Я смертельно хотел спать, но мне нужно было произвести расчет: если я засну в три, значит, проснусь самое позднее в семь вечера и проведу ночь без сна, а без четверти восемь мне нужно идти на работу, потому что комиссар не прощает опозданий в понедельник: они кажутся ему слишком подозрительными, и он читает тебе нотации, а никто в понедельник не расположен выслушивать нотации. Так что я начертил для себя следующий план: принять полторы дозы миоластана (вещество на основе бензодиазепина, действующее как мышечное расслабляющее, погружающее в изумительный сон), который кроме того что наполовину парализует меня, но еще и избавит от боли в ступне, ведь в «Оксисе» мне наступили на ногу, и, когда прекратилось действие экстази, она стала довольно сильно болеть, потому что тело вернулось в тело после своего пребывания на планете, восставшей против законов Ньютона, так сказать. Я рассчитал, что с этим смогу проспать часов семь, а это значит, что проснусь я около десяти вечера.

— А потом?

Очень просто: на ночном столике у меня стоит стакан воды, порция в один миллиграмм рогипнола (это родственник миоластана по ветке бензодиазепинов), и я приму его, едва только проснусь, — я просчитал, что так смогу проспать до шести часов утра. Я встану отупевший, превратившийся в голема, с головой, плотной, как магма, но все можно будет уладить парой чашек кофе, теплым душем и тремя или четырьмя капсулами гуараны, этого концентрированного кофеина, что продают в гомеопатических аптеках: доза в три единицы соответствует полной бадейке кофе.

В общем, все это я и проделал. И предусмотренное расписание более или менее исполнилось. (Не думаю, чтоб такая домашняя алхимия была слишком хороша для тела в целом.) (Но как-то мне придется сосуществовать с организмом, немного укротить его, не так ли?) (Потому что иногда ты — это одно, а твое тело — совсем другое.) (Хотя Критий, софист, считал, что душа — это кровь, — этого только нам и не хватало услышать.)

Тот, Кто Был И Кто Уже Не Есть продолжал пользоваться положением звезды Ледяного Павильона (Пещеры Идей).
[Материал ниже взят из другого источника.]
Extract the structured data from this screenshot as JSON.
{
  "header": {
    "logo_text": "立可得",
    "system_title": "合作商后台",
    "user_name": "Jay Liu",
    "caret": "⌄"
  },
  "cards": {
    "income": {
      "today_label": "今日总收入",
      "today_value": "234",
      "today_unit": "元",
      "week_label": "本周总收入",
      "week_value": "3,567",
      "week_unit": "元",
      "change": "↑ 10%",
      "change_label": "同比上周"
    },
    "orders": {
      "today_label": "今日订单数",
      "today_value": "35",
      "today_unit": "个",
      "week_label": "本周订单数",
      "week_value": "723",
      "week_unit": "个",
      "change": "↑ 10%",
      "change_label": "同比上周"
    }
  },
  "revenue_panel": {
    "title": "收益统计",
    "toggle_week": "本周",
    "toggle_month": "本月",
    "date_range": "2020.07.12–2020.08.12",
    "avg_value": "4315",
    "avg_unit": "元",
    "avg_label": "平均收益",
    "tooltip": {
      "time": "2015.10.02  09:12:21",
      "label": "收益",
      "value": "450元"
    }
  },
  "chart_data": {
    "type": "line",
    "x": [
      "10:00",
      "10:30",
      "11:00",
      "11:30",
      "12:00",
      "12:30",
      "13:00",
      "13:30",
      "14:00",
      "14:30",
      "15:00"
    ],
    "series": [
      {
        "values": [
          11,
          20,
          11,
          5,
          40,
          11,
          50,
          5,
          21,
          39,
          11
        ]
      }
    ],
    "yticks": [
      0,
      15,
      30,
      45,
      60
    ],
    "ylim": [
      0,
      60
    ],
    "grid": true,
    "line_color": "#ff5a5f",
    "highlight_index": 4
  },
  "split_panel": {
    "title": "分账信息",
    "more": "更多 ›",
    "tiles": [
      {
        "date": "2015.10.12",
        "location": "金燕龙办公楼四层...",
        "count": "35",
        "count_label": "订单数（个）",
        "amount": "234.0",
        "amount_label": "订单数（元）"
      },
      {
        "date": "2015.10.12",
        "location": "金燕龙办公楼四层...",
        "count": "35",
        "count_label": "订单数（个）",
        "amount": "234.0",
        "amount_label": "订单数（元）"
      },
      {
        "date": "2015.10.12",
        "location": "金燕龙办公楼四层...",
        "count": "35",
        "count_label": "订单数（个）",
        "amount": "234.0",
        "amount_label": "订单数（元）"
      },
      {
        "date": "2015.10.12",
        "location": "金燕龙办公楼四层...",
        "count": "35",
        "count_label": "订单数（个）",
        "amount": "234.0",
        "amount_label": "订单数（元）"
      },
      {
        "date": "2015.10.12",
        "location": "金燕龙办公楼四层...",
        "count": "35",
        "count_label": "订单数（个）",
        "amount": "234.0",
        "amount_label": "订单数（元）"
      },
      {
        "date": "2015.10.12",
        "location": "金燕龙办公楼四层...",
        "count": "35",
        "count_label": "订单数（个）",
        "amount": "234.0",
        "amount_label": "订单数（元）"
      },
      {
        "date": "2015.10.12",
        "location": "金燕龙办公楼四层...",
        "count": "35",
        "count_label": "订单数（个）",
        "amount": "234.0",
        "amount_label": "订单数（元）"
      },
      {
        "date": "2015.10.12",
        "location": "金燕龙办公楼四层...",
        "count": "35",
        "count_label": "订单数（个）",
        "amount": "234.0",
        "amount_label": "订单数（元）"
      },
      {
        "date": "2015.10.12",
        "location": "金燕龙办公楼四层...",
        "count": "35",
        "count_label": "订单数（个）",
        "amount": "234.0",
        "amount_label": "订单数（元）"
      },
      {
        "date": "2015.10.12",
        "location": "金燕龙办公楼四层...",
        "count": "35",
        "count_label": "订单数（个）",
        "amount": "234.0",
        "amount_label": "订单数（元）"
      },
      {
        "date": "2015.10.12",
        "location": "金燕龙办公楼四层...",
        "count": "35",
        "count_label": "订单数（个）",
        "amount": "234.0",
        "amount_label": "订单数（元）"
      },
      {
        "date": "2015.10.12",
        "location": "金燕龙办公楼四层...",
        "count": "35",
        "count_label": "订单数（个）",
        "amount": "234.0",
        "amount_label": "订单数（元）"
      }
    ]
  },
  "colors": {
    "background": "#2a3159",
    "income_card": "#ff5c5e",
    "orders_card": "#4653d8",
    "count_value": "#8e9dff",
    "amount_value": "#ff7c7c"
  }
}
Однажды он объявил беседу о «Сексуальности согласно Зигмунду Фрейду (Подсознание и извращение)», и зал заполнился людьми: больше ста человек, большинству из которых пришлось стоять, потому что там было самое большее тридцать стульев, все от разных гарнитуров, а Молекула не был намерен вкладывать деньги в мебель, учитывая исключительный характер этих сборищ.

Тот, Кто Был явился совершенно пьяным, хотя и с твердым языком: «Согласно Фрейду, сексуальные извращения бывают двух типов, и это большая удача, потому что представьте себе, что было бы, если б их было пятьдесят типов… Так вот, эти два типа суть следующие извращения: а) анатомические нарушения областей тела, предназначенных для сексуального соития, то есть главным образом стремлении вставлять в задницу и брать в рот, и б) распространение сексуальности на окружающие предметы, или же готовность находить полное удовлетворение в том, что нюхаешь ношеное белье или кончаешь в туфлю, например. Дело в том, что сексуальность отвечает инстинкту, продолжению рода, да, но этот инстинкт похеривается из-за двух сукиных сынов, а именно детства и подсознания. В общих чертах, детство, для Фрейда, — это гнездо психологических бактерий, которые с течением времени превращаются в толстых и здоровых психотических червяков. Ребенком тебе хочется спать с отцом или с матерью, чтобы заявить о себе, тебе хочется убить свою старшую сестру за то, что она заняла место матери, или ты влюбляешься в своего маленького братика, потому что он напоминает тебе тебя самого, гнусный нарцисс. Детство — это целый узел, или что-то вроде. Кроме того, дети обладают тем, что Фрейд называет извращенной полиморфической предрасположенностью, а это действительно плохо пахнет. Я прочту вам фразу, поясняющую данный вопрос, фразу самого Фрейда: „Очень интересно убеждаться в том, что под влиянием соблазна ребенок может сделаться полиморфически извращенным, то есть способен преступать любые сексуальные границы“. Вы хорошо расслышали: любые сексуальные границы преступает на своем пути карамельный человечек."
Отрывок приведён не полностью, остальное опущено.